Violence feared after key Thai elections

BANGKOK, June 28, 2011 (AFP) - The divisions that plague Thai society will deepen further after Sunday's election unless arch-enemies within the political realm agree to respect the verdict of the polls, analysts say.

Ahead of the July 3 vote which is crucial to the future of the Southeast Asian nation, few observers expect the winner will be able to quietly take power for a four-year term and face opposition merely from within parliament.

AFP - A Thai street food vendor stands amid electoral posters in Bangkok on June 28, 2011.

The election is largely a battle between the establishment-backed, ruling Democrats led by Prime Minister Abhisit Vejjajiva, and the opposition Puea Thai, spearheaded from exile by former premier Thaksin Shinawatra.

Five years on from a military coup that deposed Thaksin and triggered years of bloody political crisis, the billionaire remains a figure who crystallises debate in Thailand, where he is still both widely adored and hated.

Two major political movements have formed around his personality: the anti-Thaksin, royalist "Yellow Shirts" tacitly backed by the nation's elites, and the largely working-class and rural "Red Shirts" who are his loyalists.
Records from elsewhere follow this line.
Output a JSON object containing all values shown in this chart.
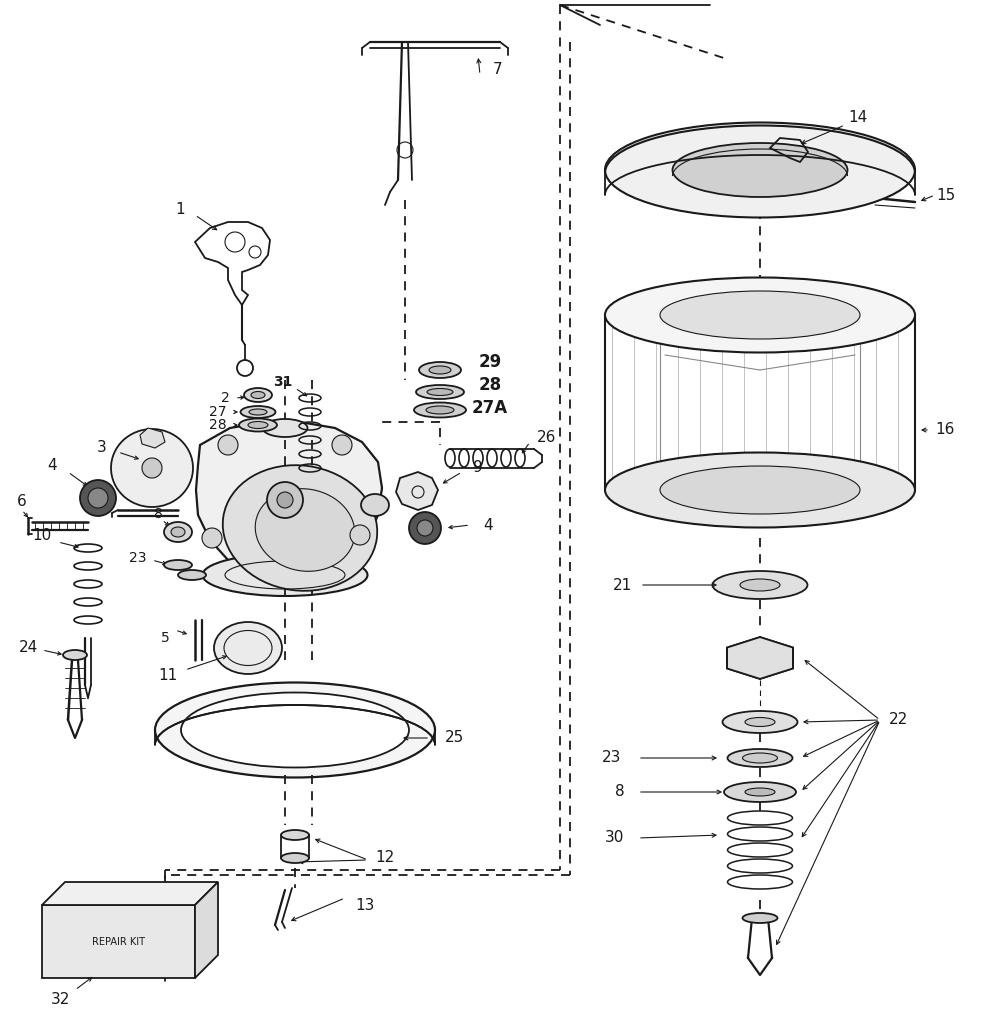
{
  "bg_color": "#ffffff",
  "line_color": "#1a1a1a",
  "fig_width": 9.92,
  "fig_height": 10.24,
  "dpi": 100,
  "lw_main": 1.3,
  "lw_thin": 0.8,
  "lw_thick": 1.8,
  "dash_pattern": [
    5,
    4
  ]
}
The years since Thaksin's expulsion from power have been marked by mass street rallies by both movements.

Last year the Reds brought Bangkok to a standstill with a two month-long demonstration that drew an estimated 100,000 people at its peak, and ended in an army crackdown that left more than 90 people dead.

Many observers fear a resurgence of street demonstrations over the coming months.
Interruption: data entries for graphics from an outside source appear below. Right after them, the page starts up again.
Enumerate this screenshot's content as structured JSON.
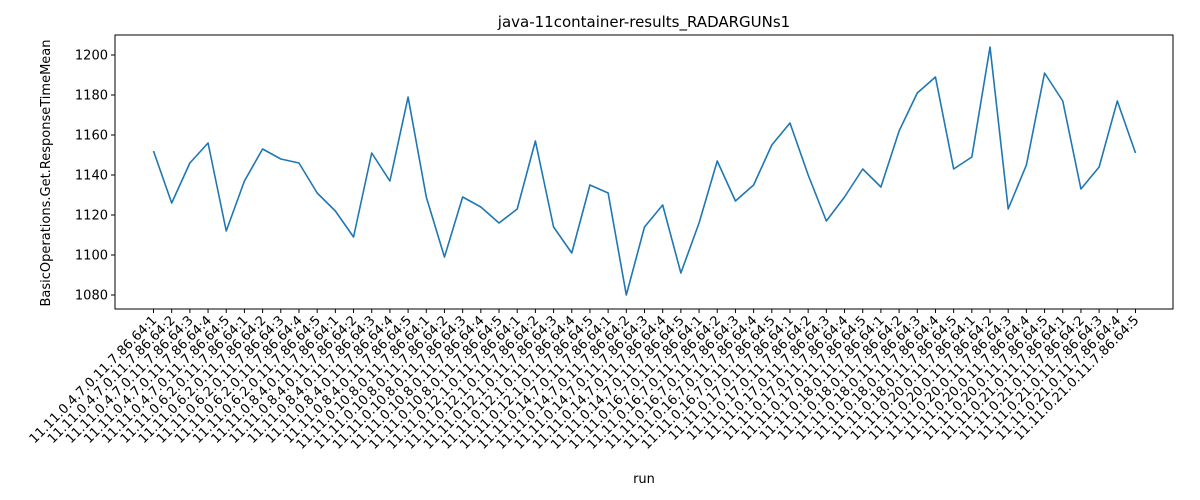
{
  "chart_data": {
    "type": "line",
    "title": "java-11container-results_RADARGUNs1",
    "xlabel": "run",
    "ylabel": "BasicOperations.Get.ResponseTimeMean",
    "ylim": [
      1073,
      1210
    ],
    "yticks": [
      1080,
      1100,
      1120,
      1140,
      1160,
      1180,
      1200
    ],
    "grid": false,
    "color": "#1f77b4",
    "categories": [
      "11.11.0.4.7.0.11.7.86.64:1",
      "11.11.0.4.7.0.11.7.86.64:2",
      "11.11.0.4.7.0.11.7.86.64:3",
      "11.11.0.4.7.0.11.7.86.64:4",
      "11.11.0.4.7.0.11.7.86.64:5",
      "11.11.0.6.2.0.11.7.86.64:1",
      "11.11.0.6.2.0.11.7.86.64:2",
      "11.11.0.6.2.0.11.7.86.64:3",
      "11.11.0.6.2.0.11.7.86.64:4",
      "11.11.0.6.2.0.11.7.86.64:5",
      "11.11.0.8.4.0.11.7.86.64:1",
      "11.11.0.8.4.0.11.7.86.64:2",
      "11.11.0.8.4.0.11.7.86.64:3",
      "11.11.0.8.4.0.11.7.86.64:4",
      "11.11.0.8.4.0.11.7.86.64:5",
      "11.11.0.10.8.0.11.7.86.64:1",
      "11.11.0.10.8.0.11.7.86.64:2",
      "11.11.0.10.8.0.11.7.86.64:3",
      "11.11.0.10.8.0.11.7.86.64:4",
      "11.11.0.10.8.0.11.7.86.64:5",
      "11.11.0.12.1.0.11.7.86.64:1",
      "11.11.0.12.1.0.11.7.86.64:2",
      "11.11.0.12.1.0.11.7.86.64:3",
      "11.11.0.12.1.0.11.7.86.64:4",
      "11.11.0.12.1.0.11.7.86.64:5",
      "11.11.0.14.7.0.11.7.86.64:1",
      "11.11.0.14.7.0.11.7.86.64:2",
      "11.11.0.14.7.0.11.7.86.64:3",
      "11.11.0.14.7.0.11.7.86.64:4",
      "11.11.0.14.7.0.11.7.86.64:5",
      "11.11.0.16.7.0.11.7.86.64:1",
      "11.11.0.16.7.0.11.7.86.64:2",
      "11.11.0.16.7.0.11.7.86.64:3",
      "11.11.0.16.7.0.11.7.86.64:4",
      "11.11.0.16.7.0.11.7.86.64:5",
      "11.11.0.17.0.11.7.86.64:1",
      "11.11.0.17.0.11.7.86.64:2",
      "11.11.0.17.0.11.7.86.64:3",
      "11.11.0.17.0.11.7.86.64:4",
      "11.11.0.17.0.11.7.86.64:5",
      "11.11.0.18.0.11.7.86.64:1",
      "11.11.0.18.0.11.7.86.64:2",
      "11.11.0.18.0.11.7.86.64:3",
      "11.11.0.18.0.11.7.86.64:4",
      "11.11.0.18.0.11.7.86.64:5",
      "11.11.0.20.0.11.7.86.64:1",
      "11.11.0.20.0.11.7.86.64:2",
      "11.11.0.20.0.11.7.86.64:3",
      "11.11.0.20.0.11.7.86.64:4",
      "11.11.0.20.0.11.7.86.64:5",
      "11.11.0.21.0.11.7.86.64:1",
      "11.11.0.21.0.11.7.86.64:2",
      "11.11.0.21.0.11.7.86.64:3",
      "11.11.0.21.0.11.7.86.64:4",
      "11.11.0.21.0.11.7.86.64:5"
    ],
    "values": [
      1152,
      1126,
      1146,
      1156,
      1112,
      1137,
      1153,
      1148,
      1146,
      1131,
      1122,
      1109,
      1151,
      1137,
      1179,
      1129,
      1099,
      1129,
      1124,
      1116,
      1123,
      1157,
      1114,
      1101,
      1135,
      1131,
      1080,
      1114,
      1125,
      1091,
      1116,
      1147,
      1127,
      1135,
      1155,
      1166,
      1140,
      1117,
      1129,
      1143,
      1134,
      1162,
      1181,
      1189,
      1143,
      1149,
      1204,
      1123,
      1145,
      1191,
      1177,
      1133,
      1144,
      1177,
      1151
    ]
  }
}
"This election will lead to more violence and unrest because no matter who forms the next government, be it the Puea Thai or be it the Democrats, there will be protesters in the streets opposing these parties," said Paul Chambers, a senior research fellow at Payap University in northern Chiang Mai city.
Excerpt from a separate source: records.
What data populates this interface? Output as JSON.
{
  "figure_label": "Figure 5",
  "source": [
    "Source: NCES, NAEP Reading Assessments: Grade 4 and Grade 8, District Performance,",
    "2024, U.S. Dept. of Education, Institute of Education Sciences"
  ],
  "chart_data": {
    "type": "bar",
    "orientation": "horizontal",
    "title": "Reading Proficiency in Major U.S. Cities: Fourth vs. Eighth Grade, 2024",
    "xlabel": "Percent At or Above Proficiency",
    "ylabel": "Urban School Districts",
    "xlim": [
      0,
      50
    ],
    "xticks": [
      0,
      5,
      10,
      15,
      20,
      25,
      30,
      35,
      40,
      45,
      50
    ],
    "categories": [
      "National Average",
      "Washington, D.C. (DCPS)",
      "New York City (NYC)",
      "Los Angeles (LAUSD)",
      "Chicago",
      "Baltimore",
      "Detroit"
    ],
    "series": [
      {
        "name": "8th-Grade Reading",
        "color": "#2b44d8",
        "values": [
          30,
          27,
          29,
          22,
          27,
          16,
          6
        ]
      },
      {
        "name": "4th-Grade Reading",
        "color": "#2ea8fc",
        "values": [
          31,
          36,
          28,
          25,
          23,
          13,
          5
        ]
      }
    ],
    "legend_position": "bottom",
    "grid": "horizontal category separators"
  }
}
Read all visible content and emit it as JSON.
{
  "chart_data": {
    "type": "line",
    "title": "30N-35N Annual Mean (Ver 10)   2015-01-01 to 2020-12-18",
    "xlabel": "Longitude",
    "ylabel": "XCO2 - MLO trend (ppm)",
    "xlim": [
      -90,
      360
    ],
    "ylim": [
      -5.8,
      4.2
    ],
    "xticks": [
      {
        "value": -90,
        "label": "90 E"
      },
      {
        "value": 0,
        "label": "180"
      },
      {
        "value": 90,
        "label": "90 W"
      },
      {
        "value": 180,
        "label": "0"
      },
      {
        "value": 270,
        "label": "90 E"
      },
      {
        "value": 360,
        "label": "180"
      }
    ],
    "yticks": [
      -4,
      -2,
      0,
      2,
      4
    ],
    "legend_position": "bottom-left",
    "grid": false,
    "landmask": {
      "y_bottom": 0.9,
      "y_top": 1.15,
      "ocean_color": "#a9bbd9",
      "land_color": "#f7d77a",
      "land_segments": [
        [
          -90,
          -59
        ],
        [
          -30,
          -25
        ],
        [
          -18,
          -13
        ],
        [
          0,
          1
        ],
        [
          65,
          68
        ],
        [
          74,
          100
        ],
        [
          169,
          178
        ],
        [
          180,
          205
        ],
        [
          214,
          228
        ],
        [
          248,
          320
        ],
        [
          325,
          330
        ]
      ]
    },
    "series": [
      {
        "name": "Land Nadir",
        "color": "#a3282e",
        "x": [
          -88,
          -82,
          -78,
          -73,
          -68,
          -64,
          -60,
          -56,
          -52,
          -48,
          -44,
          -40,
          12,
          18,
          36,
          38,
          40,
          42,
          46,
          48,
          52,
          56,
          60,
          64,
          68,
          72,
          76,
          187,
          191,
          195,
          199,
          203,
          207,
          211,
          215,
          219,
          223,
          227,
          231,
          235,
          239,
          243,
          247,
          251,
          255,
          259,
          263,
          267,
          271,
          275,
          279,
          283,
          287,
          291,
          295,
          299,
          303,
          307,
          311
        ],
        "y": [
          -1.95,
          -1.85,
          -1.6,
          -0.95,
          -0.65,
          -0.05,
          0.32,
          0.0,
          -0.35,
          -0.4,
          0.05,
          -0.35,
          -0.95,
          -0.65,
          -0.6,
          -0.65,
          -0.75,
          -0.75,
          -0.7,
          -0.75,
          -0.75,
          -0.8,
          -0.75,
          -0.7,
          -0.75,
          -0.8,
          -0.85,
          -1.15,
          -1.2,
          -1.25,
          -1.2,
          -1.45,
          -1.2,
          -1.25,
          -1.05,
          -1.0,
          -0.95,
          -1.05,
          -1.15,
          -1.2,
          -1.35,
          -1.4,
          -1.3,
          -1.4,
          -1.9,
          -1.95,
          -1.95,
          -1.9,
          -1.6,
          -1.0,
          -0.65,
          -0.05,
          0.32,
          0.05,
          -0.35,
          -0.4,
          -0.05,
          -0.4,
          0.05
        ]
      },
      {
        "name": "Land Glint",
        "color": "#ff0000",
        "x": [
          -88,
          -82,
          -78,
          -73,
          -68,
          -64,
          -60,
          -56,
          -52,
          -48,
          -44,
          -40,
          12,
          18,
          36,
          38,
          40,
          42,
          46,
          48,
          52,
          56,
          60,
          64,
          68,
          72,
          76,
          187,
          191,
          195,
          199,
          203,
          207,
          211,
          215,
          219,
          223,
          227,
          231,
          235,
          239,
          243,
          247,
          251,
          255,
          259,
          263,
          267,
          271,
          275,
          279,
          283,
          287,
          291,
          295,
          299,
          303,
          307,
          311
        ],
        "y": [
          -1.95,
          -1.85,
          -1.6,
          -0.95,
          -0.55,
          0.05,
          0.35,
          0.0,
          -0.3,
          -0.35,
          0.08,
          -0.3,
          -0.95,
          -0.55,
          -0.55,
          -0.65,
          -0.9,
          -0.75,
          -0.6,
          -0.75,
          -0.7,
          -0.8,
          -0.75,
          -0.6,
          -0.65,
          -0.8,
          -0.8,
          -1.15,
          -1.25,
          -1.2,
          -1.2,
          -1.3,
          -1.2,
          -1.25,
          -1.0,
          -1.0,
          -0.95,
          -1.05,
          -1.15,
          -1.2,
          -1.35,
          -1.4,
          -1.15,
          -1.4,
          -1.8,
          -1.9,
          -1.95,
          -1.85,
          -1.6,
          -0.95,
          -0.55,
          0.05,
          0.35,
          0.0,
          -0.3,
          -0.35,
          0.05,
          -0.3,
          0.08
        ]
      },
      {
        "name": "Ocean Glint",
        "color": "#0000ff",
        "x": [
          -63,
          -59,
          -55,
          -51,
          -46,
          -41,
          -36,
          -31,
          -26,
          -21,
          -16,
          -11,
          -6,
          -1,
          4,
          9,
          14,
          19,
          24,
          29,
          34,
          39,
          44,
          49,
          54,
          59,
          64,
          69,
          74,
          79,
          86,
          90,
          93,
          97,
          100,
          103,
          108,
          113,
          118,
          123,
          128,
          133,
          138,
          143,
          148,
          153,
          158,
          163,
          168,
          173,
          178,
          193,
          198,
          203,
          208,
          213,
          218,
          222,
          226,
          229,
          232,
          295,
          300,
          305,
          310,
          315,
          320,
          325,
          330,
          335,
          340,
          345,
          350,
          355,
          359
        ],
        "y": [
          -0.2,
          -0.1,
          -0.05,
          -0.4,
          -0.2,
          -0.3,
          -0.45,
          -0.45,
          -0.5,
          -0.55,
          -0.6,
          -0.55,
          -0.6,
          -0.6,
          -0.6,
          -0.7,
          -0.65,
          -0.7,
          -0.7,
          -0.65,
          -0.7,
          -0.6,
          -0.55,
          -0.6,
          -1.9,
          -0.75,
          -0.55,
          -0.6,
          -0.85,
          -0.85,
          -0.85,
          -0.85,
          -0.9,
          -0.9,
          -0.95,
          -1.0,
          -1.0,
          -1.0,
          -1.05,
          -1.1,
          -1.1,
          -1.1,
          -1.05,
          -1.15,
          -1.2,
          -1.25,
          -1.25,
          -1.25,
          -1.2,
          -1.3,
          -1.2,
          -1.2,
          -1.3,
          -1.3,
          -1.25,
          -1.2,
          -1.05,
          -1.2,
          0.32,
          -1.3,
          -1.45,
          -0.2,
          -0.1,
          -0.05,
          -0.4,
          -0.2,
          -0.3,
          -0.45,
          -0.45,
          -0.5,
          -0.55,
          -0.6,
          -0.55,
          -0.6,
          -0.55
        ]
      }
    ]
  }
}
"That means that neither party can really claim legitimacy, a mandate from the entire Thai people."

Another factor is the country's long tradition of electoral irregularities. Only one international monitoring group, and no foreign governments, will send observers to polling stations.

Aswin Kongsiri, a Thai businessman on the board of several companies and the Stock Exchange of Thailand, said it was very important that the elections were seen to be "as fair as possible".

"If one side believes it is unfair, because of the intervention of the military, because of the buying of voters, because of stuffing of the ballots, -- all of that can happen -- that could cause the losing side to take to the streets."

Thailand's army is frequently cited by analysts in possible worst case scenarios that could engulf the nation: their intervention to overthrow Thaksin in 2006 was just the latest of 18 actual or attempted coups since 1932.

Thaksin's youngest sister Yingluck, a 44-year-old political novice and businesswoman, is the opposition's candidate for premier.

Smiling and photogenic, she has quickly gathered momentum and taken the lead over Abhisit in the polls, including even in the capital -- the establishment's heartland.

She is expected to clinch a minority win which would give her the chance to try to form a coalition government.

But the question remains whether Thailand's elite would accept the return of Thaksin's allies to power. His party has raised the possibility of a general amnesty for politicians, which would pave the way for his homecoming.

From his base in Dubai, the former telecoms tycoon has repeatedly expressed his keenness to attend his daughter's wedding in Thailand in December -- a prospect that horrifies the elites.

"It's time to get rid of the poison of Thaksin," Abhisit told a campaign rally recently, pointedly held at the main site of last year's rival Red Shirt demonstration.

If voters did not support the ruling party, "in the future Thai people will be held hostage by people who love violence," Abhisit added, marking an aggressive turn in the campaign with a willingness to demonise the opposition.

Among the scenarios that could prevent Thaksin's allies from taking power would be a court decision that disqualified them from ruling. The Democrats could also put pressure on minority parties to refuse to work with Yingluck.

A third politician from a minority group, not subservient to either of the two major parties, could also exploit the divisions to manoeuvre himself into the key post.

But beyond the partisan negotiations, the crucial player is the rich and powerful army.

"We must accept political reality," said Pichai Chuensuksawadi, editor in chief of the Bangkok Post daily.

"The military through the decade, in various degrees, has played a political role despite public declarations", he said.

For the country to move forward, if the Puea Thai wins on Sunday, "an understanding needs to be reached with the military".